To understand why that is true, this thought experiment should help. Consider a hypothetical database server machine with only one resource to share -- a single core. This core will time-slice equally among all concurrent requests with no overhead. Let's say 100 requests all come in at the same moment, each of which needs one second of CPU time. The core works on all of them, time-slicing among them until they all finish 100 seconds later. Now consider what happens if you put a connection pool in front which will accept 100 client connections but make only one request at a time to the database server, putting any requests which arrive while the connection is busy into a queue. Now when 100 requests arrive at the same time, one client gets a response in 1 second; another gets a response in 2 seconds, and the last client gets a response in 100 seconds. Nobody had to wait longer to get a response, throughput is the same, but the average latency is 50.5 seconds rather than 100 seconds.
A real database server has more resources which can be used in parallel, but the same principle holds, once they are saturated, you only hurt things by adding more concurrent database requests.

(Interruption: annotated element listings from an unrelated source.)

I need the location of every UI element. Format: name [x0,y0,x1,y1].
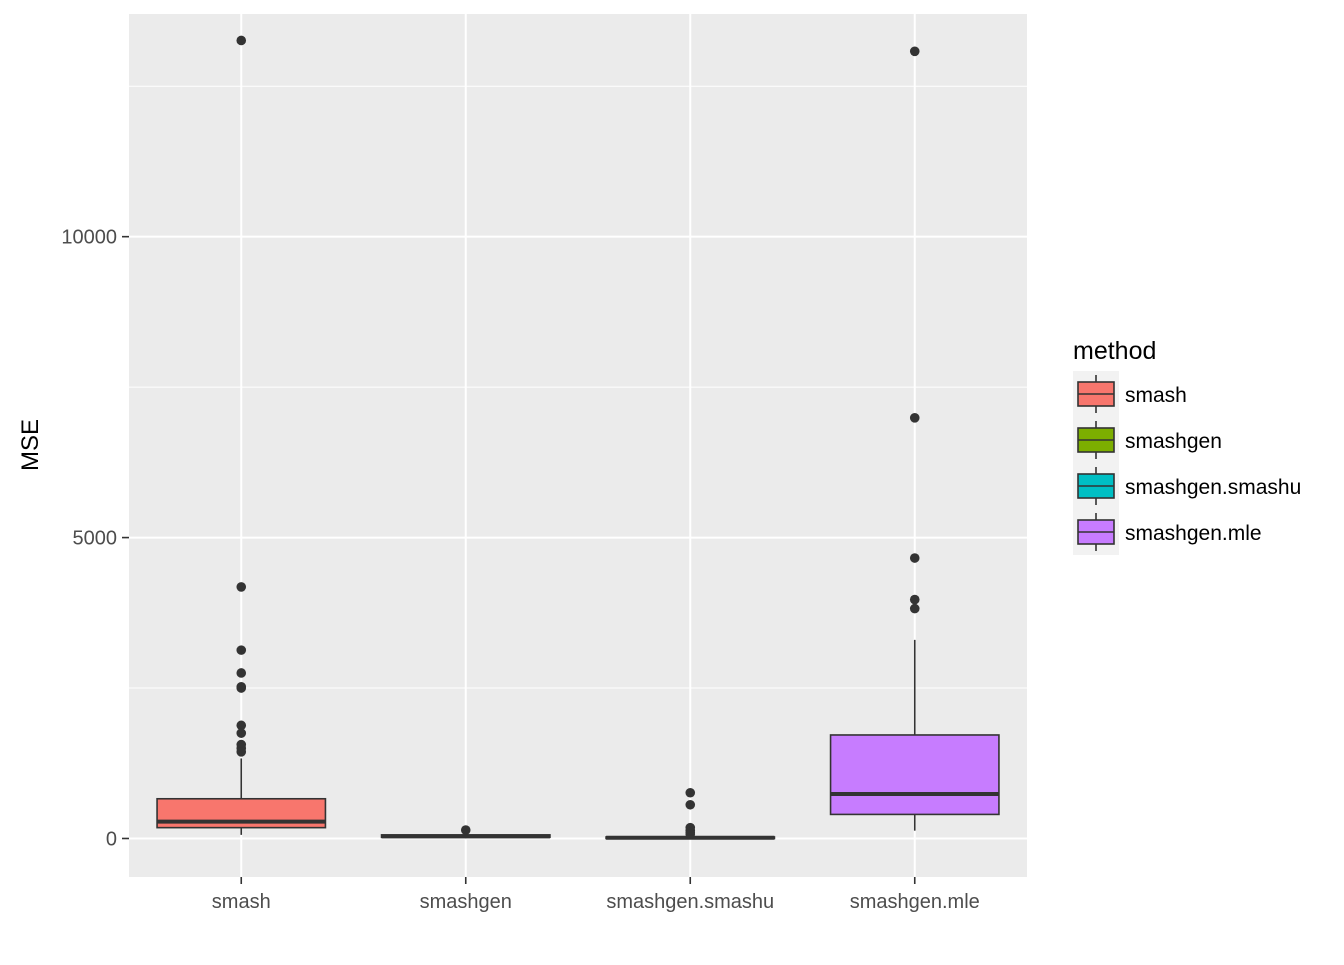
x-tick-label: smashgen.mle [850,891,980,913]
legend-item-smashgen-smashu: smashgen.smashu [1073,463,1301,509]
outlier-point [909,413,920,423]
legend-title: method [1073,337,1156,365]
outlier-point [236,747,247,757]
plot-panel [129,14,1027,877]
boxes [156,35,1000,840]
outlier-point [685,829,696,840]
boxplot-smashgen-smashu [605,787,776,840]
outlier-point [909,594,920,605]
y-tick-label: 0 [106,828,117,850]
outlier-point [460,825,471,835]
x-tick-label: smash [212,891,271,913]
legend-item-smashgen-mle: smashgen.mle [1073,509,1262,555]
outlier-point [236,645,247,655]
outlier-point [236,582,247,592]
boxplot-smashgen-mle [829,46,1000,831]
legend-item-smashgen: smashgen [1073,417,1222,463]
outlier-point [909,553,920,563]
outlier-point [236,668,247,678]
outlier-point [909,603,920,614]
outlier-point [236,683,247,693]
boxplot-smash [156,35,327,835]
y-tick-label: 10000 [61,227,117,249]
y-tick-label: 5000 [73,528,118,550]
legend: method smash smashgen smashgen.smashu smash… [1073,337,1301,555]
x-tick-label: smashgen [420,891,512,913]
boxplot-smashgen [380,825,551,839]
outlier-point [236,728,247,738]
outlier-point [236,35,247,46]
outlier-point [685,799,696,810]
legend-label: smashgen.smashu [1125,476,1301,499]
y-axis-title: MSE [17,419,44,471]
outlier-point [236,720,247,731]
legend-label: smashgen [1125,430,1222,453]
outlier-point [909,46,920,57]
axes: 0 5000 10000 smash smashgen smashgen.smashu sm… [61,227,979,913]
box [829,734,1000,816]
legend-item-smash: smash [1073,371,1187,417]
outlier-point [685,787,696,798]
legend-label: smash [1125,384,1187,407]
legend-label: smashgen.mle [1125,522,1262,545]
x-tick-label: smashgen.smashu [606,891,774,913]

It is actually worse than the example, because with more tasks you have more task switches, increased contention for locks and cache, L2 and L3 cache line contention, and many other issues which cut into both throughput and latency. On top of that, while a high work_mem
setting can help a query in a number of ways, that setting is the limit per plan node for each connection, so with a large number of connections you need to leave this very small to avoid flushing cache or even leading to swapping, which leads to slower plans or such things as hash tables spilling to disk.
Some database products effectively build a connection pool into the server, but the PostgreSQL community has taken the position that since the best connection pooling is done closer to the client software, they will leave it to the users to manage this. Most poolers will have some way to limit the database connections to a hard number, while allowing more concurrent client requests than that, queuing them as necessary. This is what you want, and it should be done on a transactional basis, not per statement or connection.
PgBouncer reduces the latency in establishing connections by serving as a proxy which maintains a connection pool. This may help speed up your application if you're opening many short-lived connections to Postgres. If you only have a small number of connections, you won't see much of a win.